Mein Magen zog sich bei der Vorstellung ein wenig zusammen, doch das war schon die ganze Zeit so gewesen, also versuchte ich es zu ignorieren, trotzdem war es unerträglich. Ich wusste nicht, was ich dagegen tun konnte, aber meinen Freundinnen erzählte ich es bestimmt nicht.
Nach dem Abendessen gingen wir wieder auf Lias und Lunas Zimmer und unterhielten uns noch über den Unterricht morgen. Es kam mir vor wie eine Ewigkeit, seit Lia und Leonardo losgegangen waren. 
Nach ungefähr einer weiteren halben Stunde kam dann auch endlich Lia. Wir sahen sie alle gespannt an, doch ihren Gesichtsausdruck konnte man nicht so leicht deuten. Was war wohl passiert?

"Lia?", fragte Aurora besorgt.
"Ist alles in Ordnung?", fragte nun Luna und setzte sich auf. Lia tapste nur wie hypnotisiert zu ihrem Bett und setzte sich. Das schien nicht gut.
"Okay, Lia, du machst mir Angst. Was war denn?", sagte ich ruhig und setzte mich vorsichtig neben sie. Sie sah auf ihre Hände im Schoß und begann mit zittriger Stimme zu reden.

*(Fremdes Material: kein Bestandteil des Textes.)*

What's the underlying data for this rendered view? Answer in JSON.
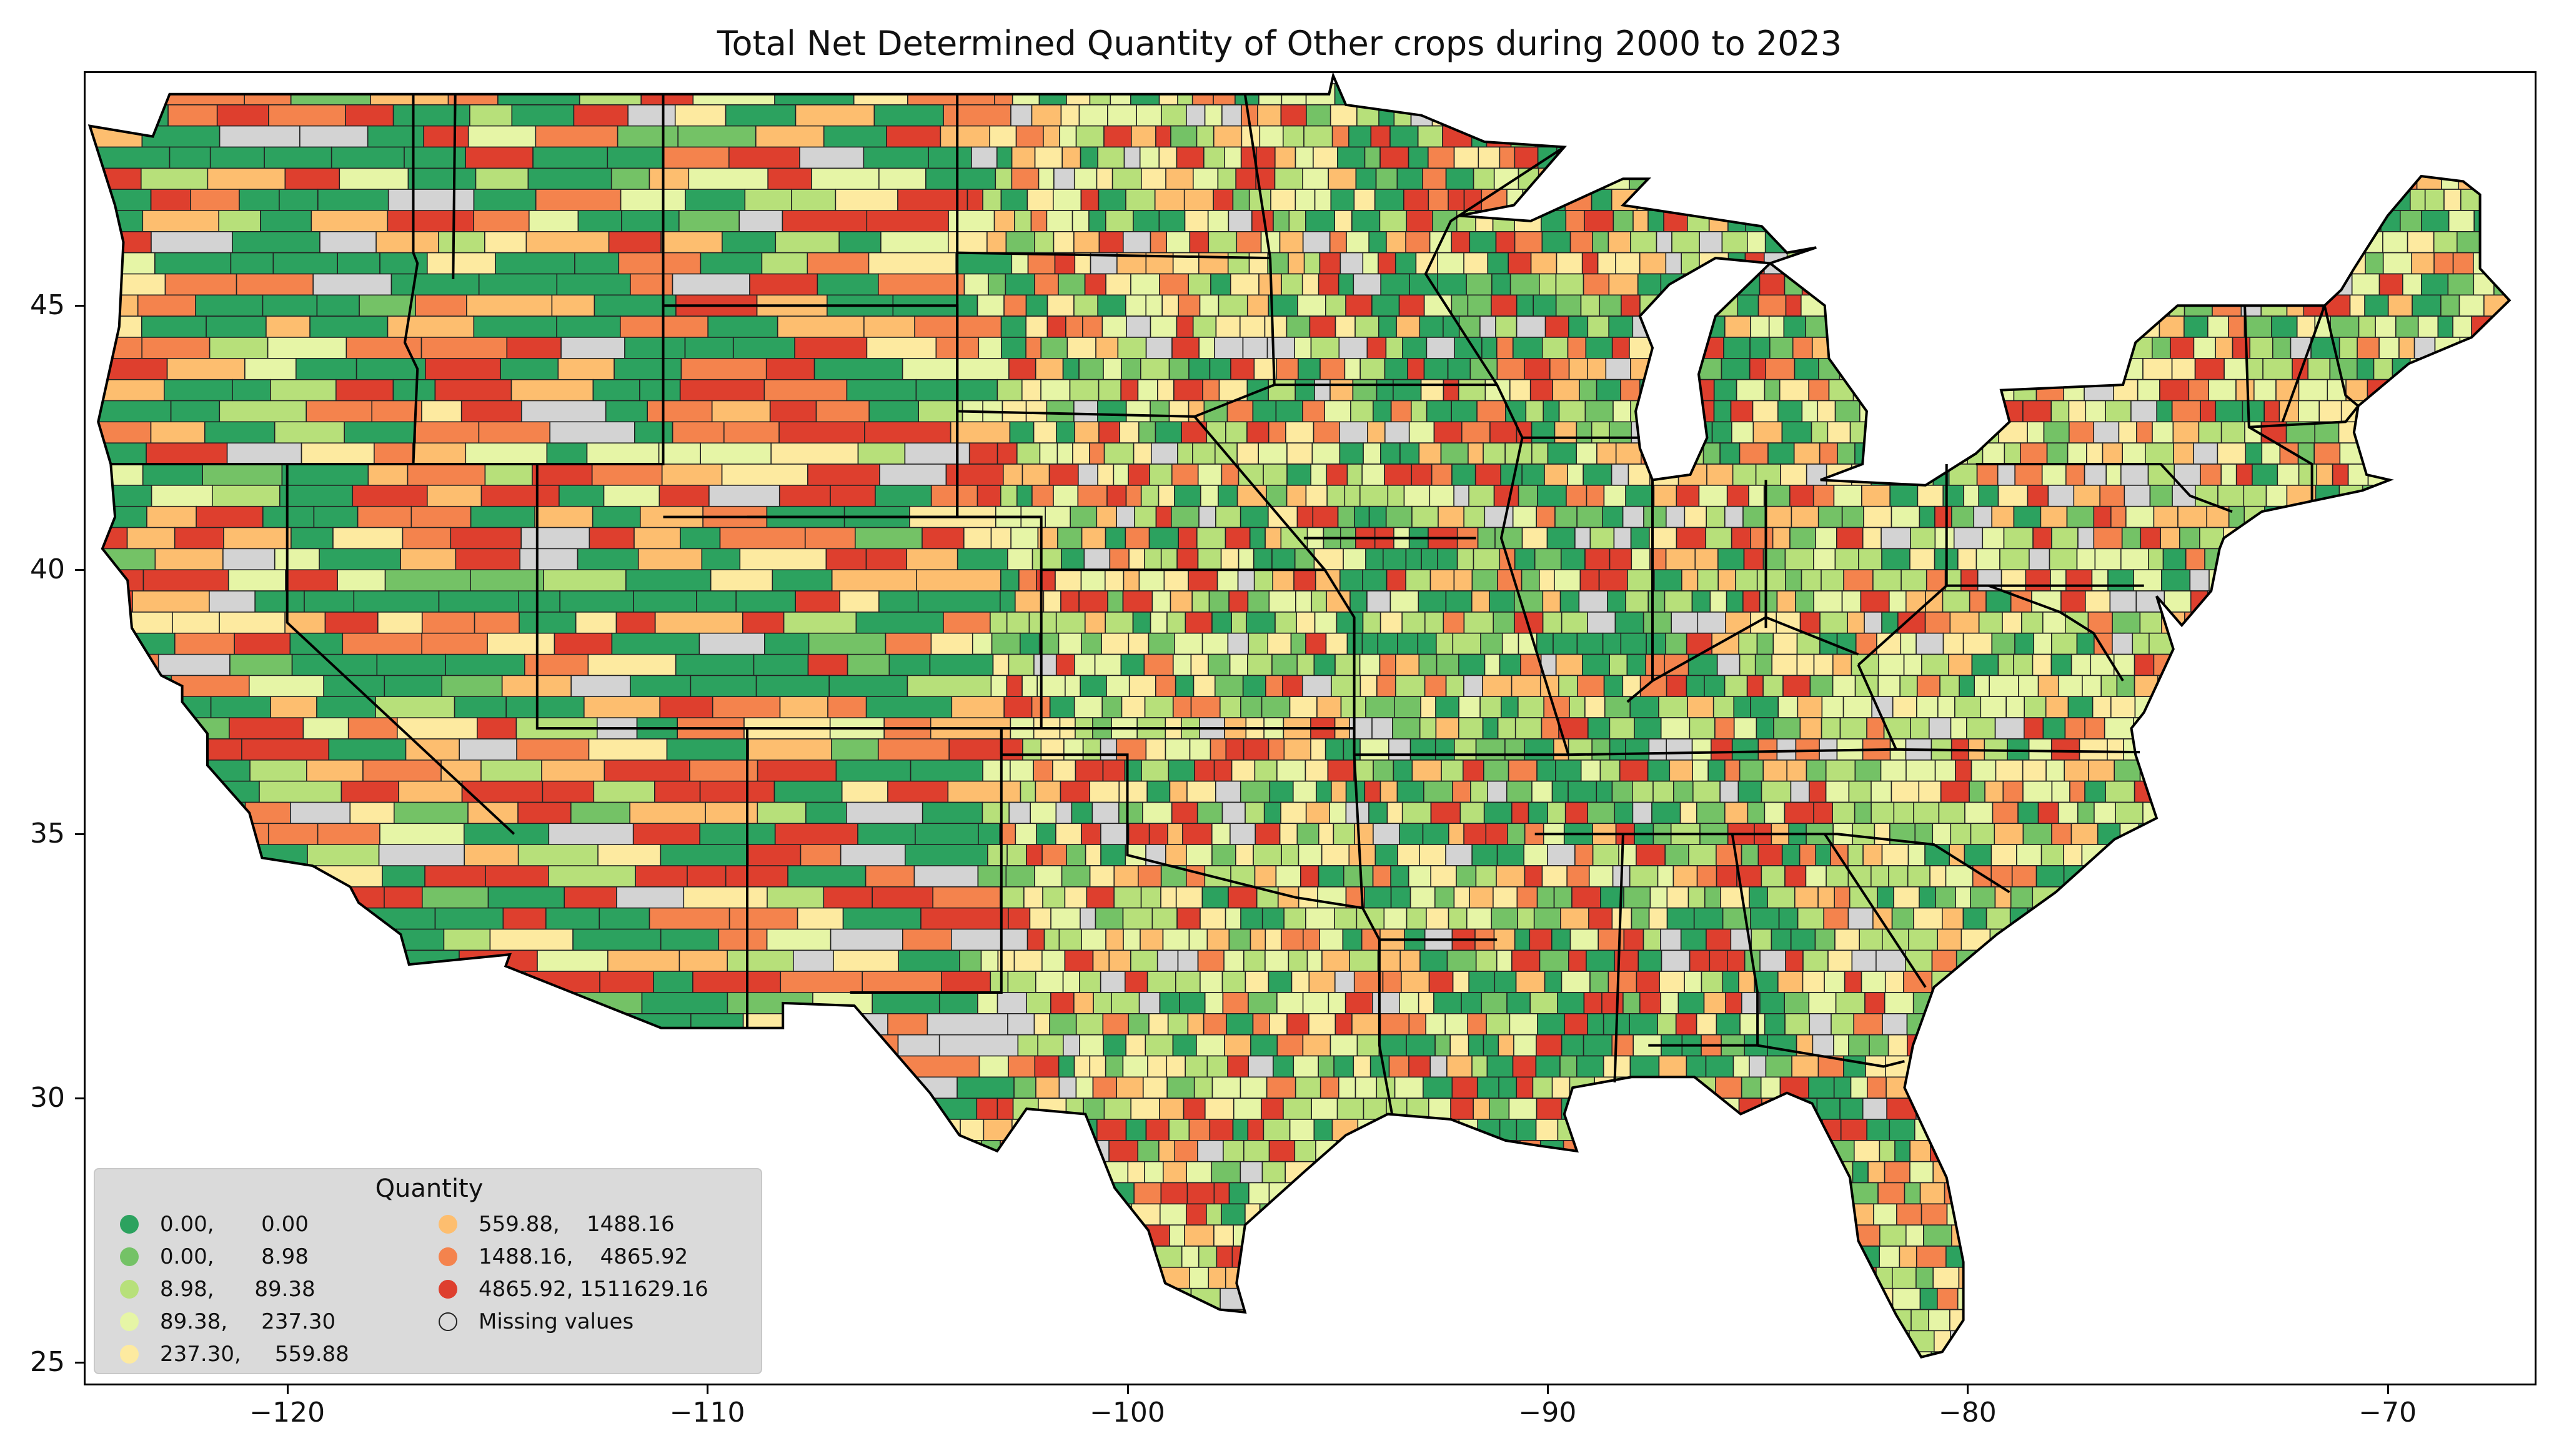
{
  "title": "Total Net Determined Quantity of Other crops during 2000 to 2023",
  "axes": {
    "xlim": [
      -124.8,
      -66.5
    ],
    "ylim": [
      24.6,
      49.4
    ],
    "xticks": [
      {
        "value": -120,
        "label": "−120"
      },
      {
        "value": -110,
        "label": "−110"
      },
      {
        "value": -100,
        "label": "−100"
      },
      {
        "value": -90,
        "label": "−90"
      },
      {
        "value": -80,
        "label": "−80"
      },
      {
        "value": -70,
        "label": "−70"
      }
    ],
    "yticks": [
      {
        "value": 25,
        "label": "25"
      },
      {
        "value": 30,
        "label": "30"
      },
      {
        "value": 35,
        "label": "35"
      },
      {
        "value": 40,
        "label": "40"
      },
      {
        "value": 45,
        "label": "45"
      }
    ]
  },
  "legend": {
    "title": "Quantity",
    "items": [
      {
        "label": "0.00,       0.00",
        "color": "#2ca25f"
      },
      {
        "label": "0.00,       8.98",
        "color": "#74c266"
      },
      {
        "label": "8.98,      89.38",
        "color": "#b7e07a"
      },
      {
        "label": "89.38,     237.30",
        "color": "#e6f5a6"
      },
      {
        "label": "237.30,     559.88",
        "color": "#fdeaa0"
      },
      {
        "label": "559.88,    1488.16",
        "color": "#fdbe6f"
      },
      {
        "label": "1488.16,    4865.92",
        "color": "#f4834d"
      },
      {
        "label": "4865.92, 1511629.16",
        "color": "#de3f2e"
      },
      {
        "label": "Missing values",
        "color": "#d3d3d3"
      }
    ]
  },
  "map": {
    "missing_color": "#d3d3d3",
    "border_color": "#000000"
  }
}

"Es hat alles so gut begonnen. Nachdem er mich abgeholt hat sind wir in die Stadt gegangen. Wir haben Eis gegessen und uns unterhalten. Er war total lieb und nach ein bisschen war ich auch etwas lockerer und so." Sie fing an leicht zu schluchzen. "Irgendwann haben wir dann bemerkt, dass wir das Abendessen verpasst hatten, also haben wir uns etwas in der City Passage geholt. Nachher-" Sie zog die Nase hoch. "Nachher da waren wir noch in der Schulbibliothek. Ganz hinten bei den alten Ethikbüchern, wo uns niemand stören würde. Er...er wollte mich küssen, doch-" Aurora reichte ihr ein Taschentuch und sie nahm es dankend an. Bei der Vorstellung zog sich mein Magen wieder etwas zusammen. "Doch er hat kurz vorher gestoppt und gemeint, er könne das nicht." Mein Herz machte einen kleinen Sprung. Ich durchlebte gerade eine unruhige Wildwasserbahnfahrt mit meinem Körper und das nur wegen Leonardo.

"Wie jetzt?", fragte Francesca dazwischen.

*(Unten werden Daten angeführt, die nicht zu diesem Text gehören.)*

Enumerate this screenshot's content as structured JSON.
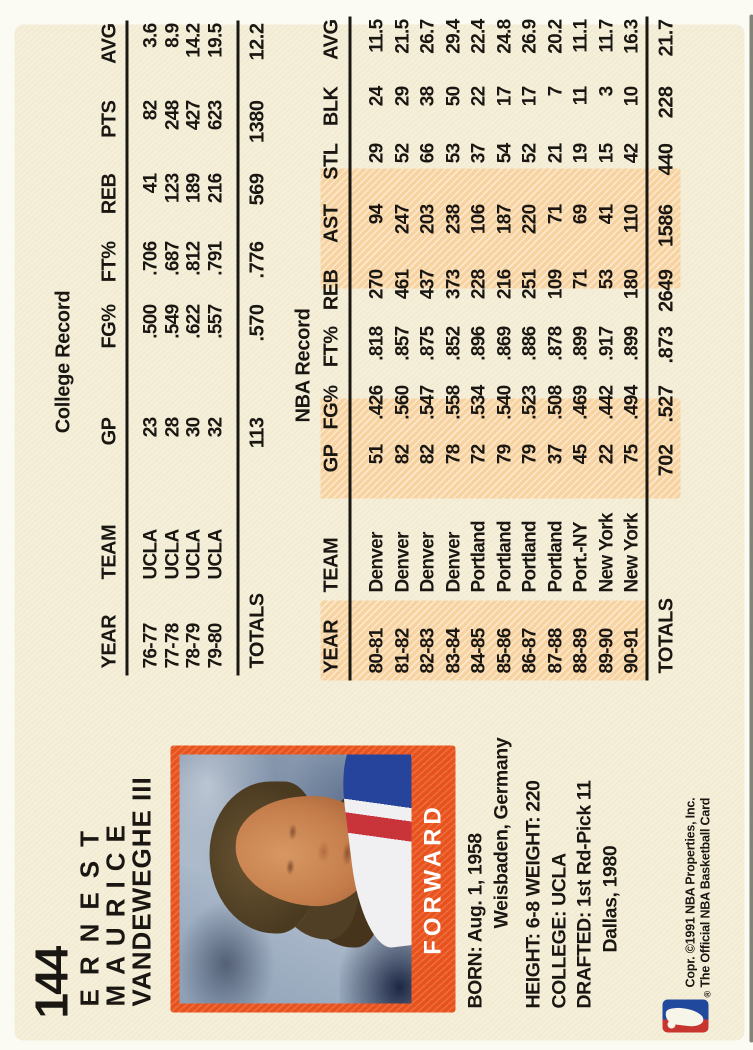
{
  "colors": {
    "card_background": "#f5efd9",
    "highlight_peach": "#f8d3a2",
    "frame_orange": "#e8521d",
    "ink": "#1a1713",
    "logo_red": "#c8342e",
    "logo_blue": "#20489c"
  },
  "card_number": "144",
  "player": {
    "name_line1": "ERNEST",
    "name_line2": "MAURICE",
    "name_line3": "VANDEWEGHE III",
    "position": "FORWARD",
    "bio_lines": [
      "BORN: Aug. 1, 1958",
      "Weisbaden, Germany",
      "HEIGHT: 6-8 WEIGHT: 220",
      "COLLEGE: UCLA",
      "DRAFTED: 1st Rd-Pick 11",
      "Dallas, 1980"
    ]
  },
  "college_record": {
    "title": "College Record",
    "headers": [
      "YEAR",
      "TEAM",
      "GP",
      "FG%",
      "FT%",
      "REB",
      "PTS",
      "AVG"
    ],
    "rows": [
      [
        "76-77",
        "UCLA",
        "23",
        ".500",
        ".706",
        "41",
        "82",
        "3.6"
      ],
      [
        "77-78",
        "UCLA",
        "28",
        ".549",
        ".687",
        "123",
        "248",
        "8.9"
      ],
      [
        "78-79",
        "UCLA",
        "30",
        ".622",
        ".812",
        "189",
        "427",
        "14.2"
      ],
      [
        "79-80",
        "UCLA",
        "32",
        ".557",
        ".791",
        "216",
        "623",
        "19.5"
      ]
    ],
    "totals_label": "TOTALS",
    "totals": [
      "113",
      ".570",
      ".776",
      "569",
      "1380",
      "12.2"
    ]
  },
  "nba_record": {
    "title": "NBA Record",
    "headers": [
      "YEAR",
      "TEAM",
      "GP",
      "FG%",
      "FT%",
      "REB",
      "AST",
      "STL",
      "BLK",
      "AVG"
    ],
    "rows": [
      [
        "80-81",
        "Denver",
        "51",
        ".426",
        ".818",
        "270",
        "94",
        "29",
        "24",
        "11.5"
      ],
      [
        "81-82",
        "Denver",
        "82",
        ".560",
        ".857",
        "461",
        "247",
        "52",
        "29",
        "21.5"
      ],
      [
        "82-83",
        "Denver",
        "82",
        ".547",
        ".875",
        "437",
        "203",
        "66",
        "38",
        "26.7"
      ],
      [
        "83-84",
        "Denver",
        "78",
        ".558",
        ".852",
        "373",
        "238",
        "53",
        "50",
        "29.4"
      ],
      [
        "84-85",
        "Portland",
        "72",
        ".534",
        ".896",
        "228",
        "106",
        "37",
        "22",
        "22.4"
      ],
      [
        "85-86",
        "Portland",
        "79",
        ".540",
        ".869",
        "216",
        "187",
        "54",
        "17",
        "24.8"
      ],
      [
        "86-87",
        "Portland",
        "79",
        ".523",
        ".886",
        "251",
        "220",
        "52",
        "17",
        "26.9"
      ],
      [
        "87-88",
        "Portland",
        "37",
        ".508",
        ".878",
        "109",
        "71",
        "21",
        "7",
        "20.2"
      ],
      [
        "88-89",
        "Port.-NY",
        "45",
        ".469",
        ".899",
        "71",
        "69",
        "19",
        "11",
        "11.1"
      ],
      [
        "89-90",
        "New York",
        "22",
        ".442",
        ".917",
        "53",
        "41",
        "15",
        "3",
        "11.7"
      ],
      [
        "90-91",
        "New York",
        "75",
        ".494",
        ".899",
        "180",
        "110",
        "42",
        "10",
        "16.3"
      ]
    ],
    "totals_label": "TOTALS",
    "totals": [
      "702",
      ".527",
      ".873",
      "2649",
      "1586",
      "440",
      "228",
      "21.7"
    ]
  },
  "footer": {
    "copyright_line1": "Copr. ©1991 NBA Properties, Inc.",
    "copyright_line2": "The Official NBA Basketball Card",
    "registered_mark": "®"
  }
}
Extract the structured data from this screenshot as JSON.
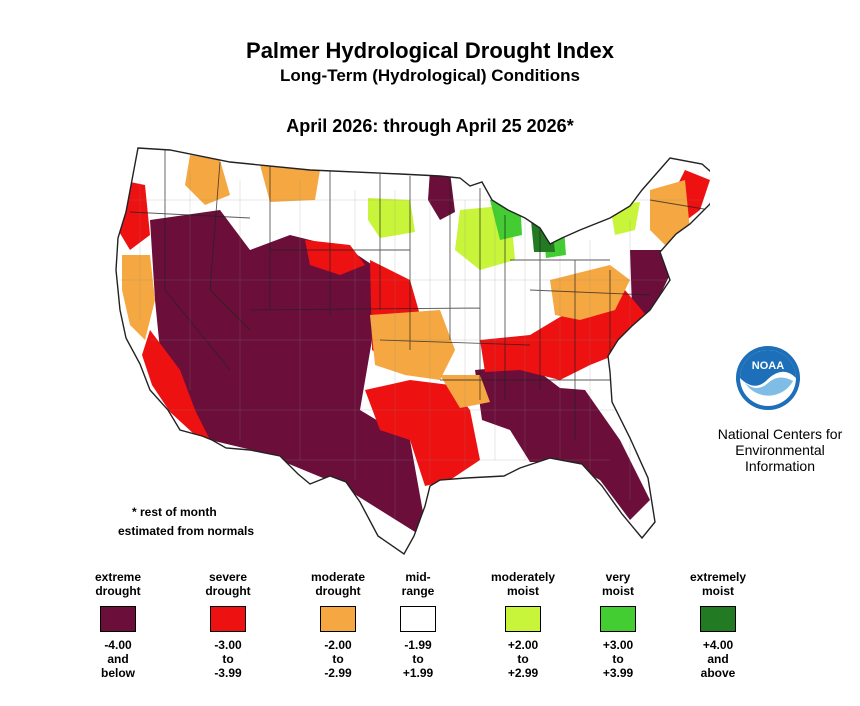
{
  "title": "Palmer Hydrological Drought Index",
  "subtitle": "Long-Term (Hydrological) Conditions",
  "period": "April 2026: through April 25 2026*",
  "organization": {
    "line1": "National Centers for",
    "line2": "Environmental",
    "line3": "Information",
    "logo_text": "NOAA"
  },
  "note": {
    "line1": "* rest of month",
    "line2": "estimated from normals"
  },
  "colors": {
    "extreme_drought": "#6b0f3a",
    "severe_drought": "#ee1111",
    "moderate_drought": "#f5a742",
    "mid_range": "#ffffff",
    "moderately_moist": "#c8f53a",
    "very_moist": "#44cc33",
    "extremely_moist": "#227a22"
  },
  "legend": [
    {
      "label1": "extreme",
      "label2": "drought",
      "color": "#6b0f3a",
      "r1": "-4.00",
      "r2": "and",
      "r3": "below"
    },
    {
      "label1": "severe",
      "label2": "drought",
      "color": "#ee1111",
      "r1": "-3.00",
      "r2": "to",
      "r3": "-3.99"
    },
    {
      "label1": "moderate",
      "label2": "drought",
      "color": "#f5a742",
      "r1": "-2.00",
      "r2": "to",
      "r3": "-2.99"
    },
    {
      "label1": "mid-",
      "label2": "range",
      "color": "#ffffff",
      "r1": "-1.99",
      "r2": "to",
      "r3": "+1.99"
    },
    {
      "label1": "moderately",
      "label2": "moist",
      "color": "#c8f53a",
      "r1": "+2.00",
      "r2": "to",
      "r3": "+2.99"
    },
    {
      "label1": "very",
      "label2": "moist",
      "color": "#44cc33",
      "r1": "+3.00",
      "r2": "to",
      "r3": "+3.99"
    },
    {
      "label1": "extremely",
      "label2": "moist",
      "color": "#227a22",
      "r1": "+4.00",
      "r2": "and",
      "r3": "above"
    }
  ]
}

"Also, er meinte, dass er mich total gern hat und ich ein tolles Mädchen sei und so, doch er könne mich jetzt nicht küssen, weil er ständig an eine andere denken muss. Er wollte so verhindern mich zu verletzen und falls er mir nun Hoffnungen gemacht habe, dann sollte ich es ihm verzeihen. Er wollte es einfach nicht wahrhaben, dass er sich verliebt hat, doch bevor er mich nun küsst und es nachher vielleicht bereut, weil er mich unnötig gekränkt hat, wollte er es mir sagen."
"Es war ihm also nicht vorher bewusst, dass er sich in eine andere verliebt hat?", meinte Leana fassungslos.
"Ja, also nein...keine Ahnung. Er meinte nur, dass ihm das durch unser Date nun deutlich bewusst geworden ist." Sie wischte sich ein paar kleine Tränen aus den Augen. Ich beneidete sie für ihre Tapferkeit in diesem Moment. Sie war wirklich eine so liebe und zierliche Gestalt und sie hatte es einfach nicht verdient. Allerdings musste ich immer daran denken, wer wohl dieses Mädchen war, in das er verliebt war. Ob das wirklich stimmte oder er das nur so sagte? Aber wenn er das nur so sagte, wieso? Fand er Lia doch blöd?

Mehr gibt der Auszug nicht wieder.